Could you reconstruct a document based on its hash sum?
A hash function is a unidirectional function for mapping a large dataset onto a much smaller one. Used in cryptography (e.g. digital signatures), hash sums allow easy verification that a document is indeed the document we expect it to be. The opposite task, to reconstruct the document from the hash sum, has been made deliberately difficult. Other examples of unidirectional or lossy encoding are file formats like jpeg or mp3 and, perhaps surprisingly, natural language.
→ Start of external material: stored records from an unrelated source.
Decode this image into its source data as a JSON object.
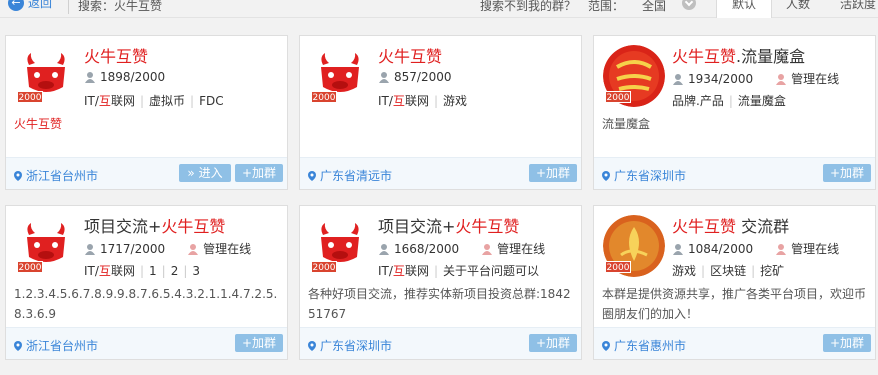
{
  "topbar": {
    "back_label": "返回",
    "search_text": "搜索：火牛互赞",
    "not_found": "搜索不到我的群？",
    "range_label": "范围：",
    "range_value": "全国",
    "tabs": [
      "默认",
      "人数",
      "活跃度"
    ]
  },
  "cards": [
    {
      "name_red": "火牛互赞",
      "name_plain": "",
      "members": "1898/2000",
      "admin": "",
      "tags": [
        {
          "pre": "IT/",
          "red": "互",
          "post": "联网"
        },
        {
          "pre": "虚拟币"
        },
        {
          "pre": "FDC"
        }
      ],
      "desc": "火牛互赞",
      "desc_red": true,
      "location": "浙江省台州市",
      "enter_label": "» 进入",
      "join_label": "+加群",
      "badge": "2000"
    },
    {
      "name_red": "火牛互赞",
      "name_plain": "",
      "members": "857/2000",
      "admin": "",
      "tags": [
        {
          "pre": "IT/",
          "red": "互",
          "post": "联网"
        },
        {
          "pre": "游戏"
        }
      ],
      "desc": "",
      "desc_red": false,
      "location": "广东省清远市",
      "join_label": "+加群",
      "badge": "2000"
    },
    {
      "name_red": "火牛互赞",
      "name_plain": ".流量魔盒",
      "members": "1934/2000",
      "admin": "管理在线",
      "tags": [
        {
          "pre": "品牌.产品"
        },
        {
          "pre": "流量魔盒"
        }
      ],
      "desc": "流量魔盒",
      "desc_red": false,
      "location": "广东省深圳市",
      "join_label": "+加群",
      "badge": "2000"
    },
    {
      "name_prefix": "项目交流+",
      "name_red": "火牛互赞",
      "name_plain": "",
      "members": "1717/2000",
      "admin": "管理在线",
      "tags": [
        {
          "pre": "IT/",
          "red": "互",
          "post": "联网"
        },
        {
          "pre": "1"
        },
        {
          "pre": "2"
        },
        {
          "pre": "3"
        }
      ],
      "desc": "1.2.3.4.5.6.7.8.9.9.8.7.6.5.4.3.2.1.1.4.7.2.5.8.3.6.9",
      "desc_red": false,
      "location": "浙江省台州市",
      "join_label": "+加群",
      "badge": "2000"
    },
    {
      "name_prefix": "项目交流+",
      "name_red": "火牛互赞",
      "name_plain": "",
      "members": "1668/2000",
      "admin": "管理在线",
      "tags": [
        {
          "pre": "IT/",
          "red": "互",
          "post": "联网"
        },
        {
          "pre": "关于平台问题可以"
        }
      ],
      "desc": "各种好项目交流，推荐实体新项目投资总群:1842 51767",
      "desc_red": false,
      "location": "广东省深圳市",
      "join_label": "+加群",
      "badge": "2000"
    },
    {
      "name_red": "火牛互赞",
      "name_plain": " 交流群",
      "members": "1084/2000",
      "admin": "管理在线",
      "tags": [
        {
          "pre": "游戏"
        },
        {
          "pre": "区块链"
        },
        {
          "pre": "挖矿"
        }
      ],
      "desc": "本群是提供资源共享，推广各类平台项目，欢迎币圈朋友们的加入！",
      "desc_red": false,
      "location": "广东省惠州市",
      "join_label": "+加群",
      "badge": "2000"
    }
  ],
  "colors": {
    "accent": "#3a85d8",
    "red": "#e02020",
    "button": "#8fc0e6",
    "badge": "#d9442f"
  }
}
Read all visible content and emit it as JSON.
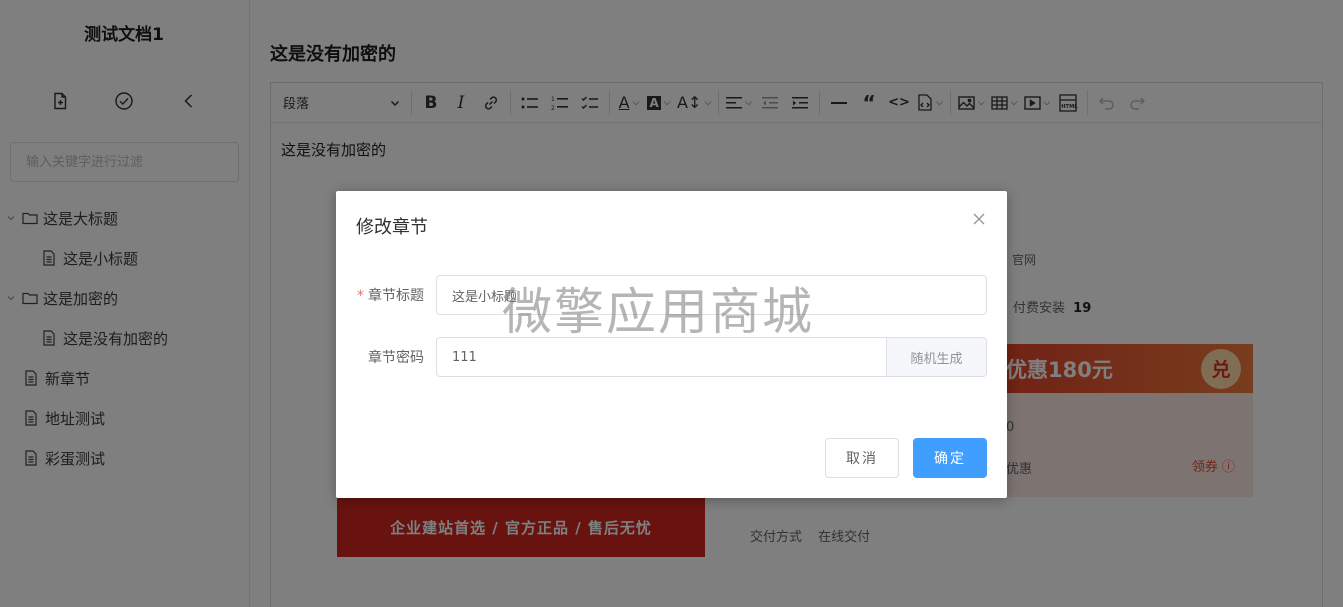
{
  "sidebar": {
    "doc_title": "测试文档1",
    "actions": [
      {
        "name": "new-file-icon"
      },
      {
        "name": "check-circle-icon"
      },
      {
        "name": "collapse-left-icon"
      }
    ],
    "filter_placeholder": "输入关键字进行过滤",
    "tree": [
      {
        "label": "这是大标题",
        "icon": "folder-icon",
        "level": 0,
        "expandable": true
      },
      {
        "label": "这是小标题",
        "icon": "document-icon",
        "level": 1,
        "expandable": false
      },
      {
        "label": "这是加密的",
        "icon": "folder-icon",
        "level": 0,
        "expandable": true
      },
      {
        "label": "这是没有加密的",
        "icon": "document-icon",
        "level": 1,
        "expandable": false
      },
      {
        "label": "新章节",
        "icon": "document-icon",
        "level": 0,
        "expandable": false
      },
      {
        "label": "地址测试",
        "icon": "document-icon",
        "level": 0,
        "expandable": false
      },
      {
        "label": "彩蛋测试",
        "icon": "document-icon",
        "level": 0,
        "expandable": false
      }
    ]
  },
  "main": {
    "page_title": "这是没有加密的",
    "toolbar": {
      "paragraph_select": "段落"
    },
    "content_text": "这是没有加密的",
    "background": {
      "banner_text": "企业建站首选 / 官方正品 / 售后无忧",
      "coupon_title": "优惠180元",
      "coupon_badge": "兑",
      "coupon_link": "领券",
      "coupon_fragment": "优惠",
      "coupon_fragment2": "0",
      "site_fragment": "官网",
      "paid_install_label": "付费安装",
      "paid_install_count": "19",
      "delivery_label": "交付方式",
      "delivery_value": "在线交付"
    }
  },
  "dialog": {
    "title": "修改章节",
    "fields": {
      "title_label": "章节标题",
      "title_value": "这是小标题",
      "password_label": "章节密码",
      "password_value": "111",
      "random_button": "随机生成"
    },
    "cancel_label": "取消",
    "confirm_label": "确定"
  },
  "watermark": "微擎应用商城",
  "colors": {
    "primary": "#409eff",
    "required": "#f56c6c",
    "overlay": "rgba(0,0,0,0.5)"
  }
}
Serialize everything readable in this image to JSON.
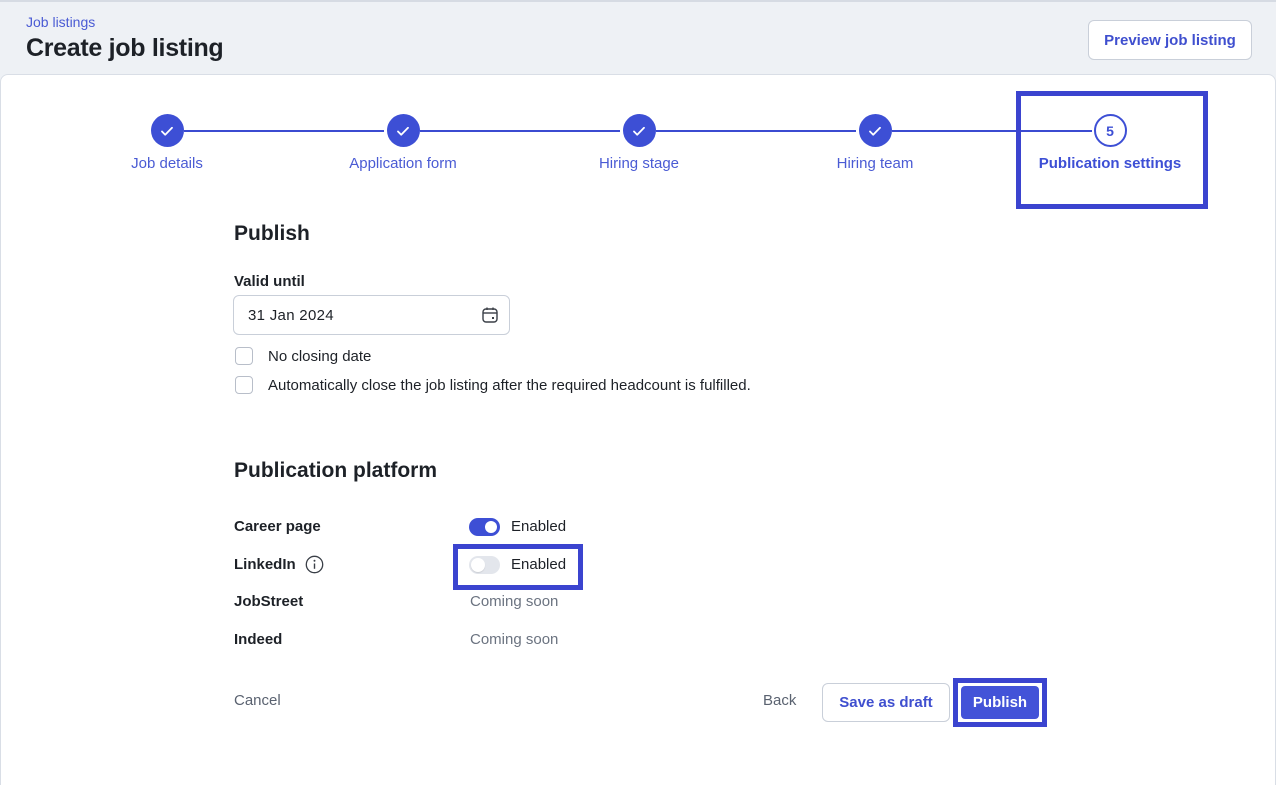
{
  "header": {
    "breadcrumb": "Job listings",
    "title": "Create job listing",
    "preview_label": "Preview job listing"
  },
  "stepper": {
    "steps": [
      {
        "label": "Job details",
        "status": "done"
      },
      {
        "label": "Application form",
        "status": "done"
      },
      {
        "label": "Hiring stage",
        "status": "done"
      },
      {
        "label": "Hiring team",
        "status": "done"
      },
      {
        "label": "Publication settings",
        "status": "current",
        "number": "5"
      }
    ]
  },
  "publish": {
    "title": "Publish",
    "valid_until_label": "Valid until",
    "valid_until_value": "31 Jan 2024",
    "no_closing_label": "No closing date",
    "auto_close_label": "Automatically close the job listing after the required headcount is fulfilled."
  },
  "platforms": {
    "title": "Publication platform",
    "items": [
      {
        "name": "Career page",
        "status": "Enabled",
        "enabled": true
      },
      {
        "name": "LinkedIn",
        "status": "Enabled",
        "enabled": false
      },
      {
        "name": "JobStreet",
        "status": "Coming soon"
      },
      {
        "name": "Indeed",
        "status": "Coming soon"
      }
    ]
  },
  "footer": {
    "cancel": "Cancel",
    "back": "Back",
    "save_draft": "Save as draft",
    "publish": "Publish"
  },
  "colors": {
    "accent": "#3d4fd5",
    "highlight": "#3b44cf"
  }
}
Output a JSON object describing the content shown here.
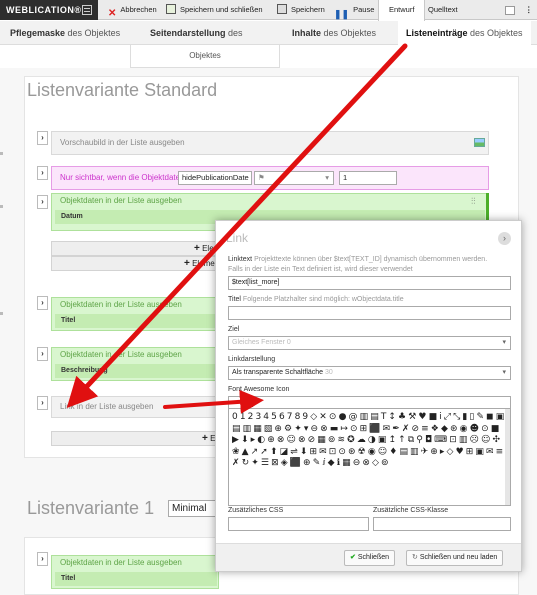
{
  "toolbar": {
    "brand": "WEBLICATION®",
    "cancel": "Abbrechen",
    "save_close": "Speichern und schließen",
    "save": "Speichern",
    "pause": "Pause",
    "draft": "Entwurf",
    "source": "Quelltext"
  },
  "tabs": {
    "t1_bold": "Pflegemaske",
    "t1_rest": " des Objektes",
    "t2_bold": "Seitendarstellung",
    "t2_rest": " des",
    "t2_line2": "Objektes",
    "t3_bold": "Inhalte",
    "t3_rest": " des Objektes",
    "t4_bold": "Listeneinträge",
    "t4_rest": " des Objektes"
  },
  "main": {
    "heading1": "Listenvariante Standard",
    "row_preview": "Vorschaubild in der Liste ausgeben",
    "row_visible": "Nur sichtbar, wenn die Objektdaten",
    "visible_field": "hidePublicationDate",
    "visible_value": "1",
    "row_objdata1": "Objektdaten in der Liste ausgeben",
    "sub_datum": "Datum",
    "add_elem1": "Eler",
    "add_elem2": "Eleme",
    "row_objdata2": "Objektdaten in der Liste ausgeben",
    "sub_titel": "Titel",
    "row_objdata3": "Objektdaten in der Liste ausgeben",
    "sub_beschreibung": "Beschreibung",
    "row_link": "Link in der Liste ausgeben",
    "add_elem3": "E",
    "heading2": "Listenvariante 1",
    "variant_value": "Minimal",
    "row_objdata4": "Objektdaten in der Liste ausgeben",
    "sub_titel2": "Titel"
  },
  "dialog": {
    "title": "Link",
    "linktext_label": "Linktext",
    "linktext_hint": "Projekttexte können über $text[TEXT_ID] dynamisch übernommen werden.",
    "linktext_hint2": "Falls in der Liste ein Text definiert ist, wird dieser verwendet",
    "linktext_value": "$text[list_more]",
    "titel_label": "Titel",
    "titel_hint": "Folgende Platzhalter sind möglich: wObjectdata.title",
    "ziel_label": "Ziel",
    "ziel_value": "Gleiches Fenster 0",
    "darstellung_label": "Linkdarstellung",
    "darstellung_value": "Als transparente Schaltfläche",
    "darstellung_num": "30",
    "fa_label": "Font Awesome Icon",
    "glyphs": "0123456789◇✕⊙●@▥▤T↕♣⚒♥■i⤢⤡▮▯✎◼▣▤▥▦▧⊕⚙✦▾⊖⊗▬↦⊙⊞⬛✉✒✗⊘≡❖◆⊛◉☻⊙■▶⬇▸◐⊕⊗☺⊗⊘▦⊚≋✪☁◑▣↥↑⧉⚲◘⌨⊡▥☹☺✣❀▲↗➚⬆◪⇌⬇⊞✉⊡⊙⊛☢◉☺♦▤▥✈⊕▸◇♥⊞▣✉≡✗↻✦☰⊠◈⬛⊕✎ⅈ◆ℹ▦⊖⊗◇⊚",
    "css_label": "Zusätzliches CSS",
    "cssclass_label": "Zusätzliche CSS-Klasse",
    "btn_close": "Schließen",
    "btn_close_reload": "Schließen und neu laden"
  },
  "colors": {
    "brand_bg": "#2e2e2e",
    "green_row": "#d9f6cf",
    "pink_row": "#fbe5fb",
    "pause_icon": "#1e5fb3",
    "cancel_icon": "#d22",
    "arrow": "#e01010"
  }
}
What all these have in common is loss of information in the encoding process, and reliance on an intelligent receiver.
Discarding information is the very feature of lossy encoding that makes reasonably sized sound, image and video files possible. A large part of the original information is unrecoverably lost, meaning that it is completely impossible to reconstruct the original image or sound in its detail. Only by using their experience about what originals usually look or sound like, are receivers able to construct a satisfactory understanding of what the original must have been. Likewise, a digital signature is only useful if we already have the document to verify it with.
How do you recognise examples of lossy encoding? By the size of the nomenclature on both sides of the function. Going from a larger set to a smaller set, or discarding information, is always possible and actually easy. To do the opposite, you have to be able and prepared to supply the missing information.
In natural language, the set of possible thoughts is much larger than the set of possible expressions. Information content of the word “leaf”, for instance, is tiny compared to the information needed to describe all the leaves in the world, or even in the shared experience of this particular speaker and listener. Therefore, it is easy to express thoughts using words – you just discard most of the detail and utter a heavily compressed version of your thought.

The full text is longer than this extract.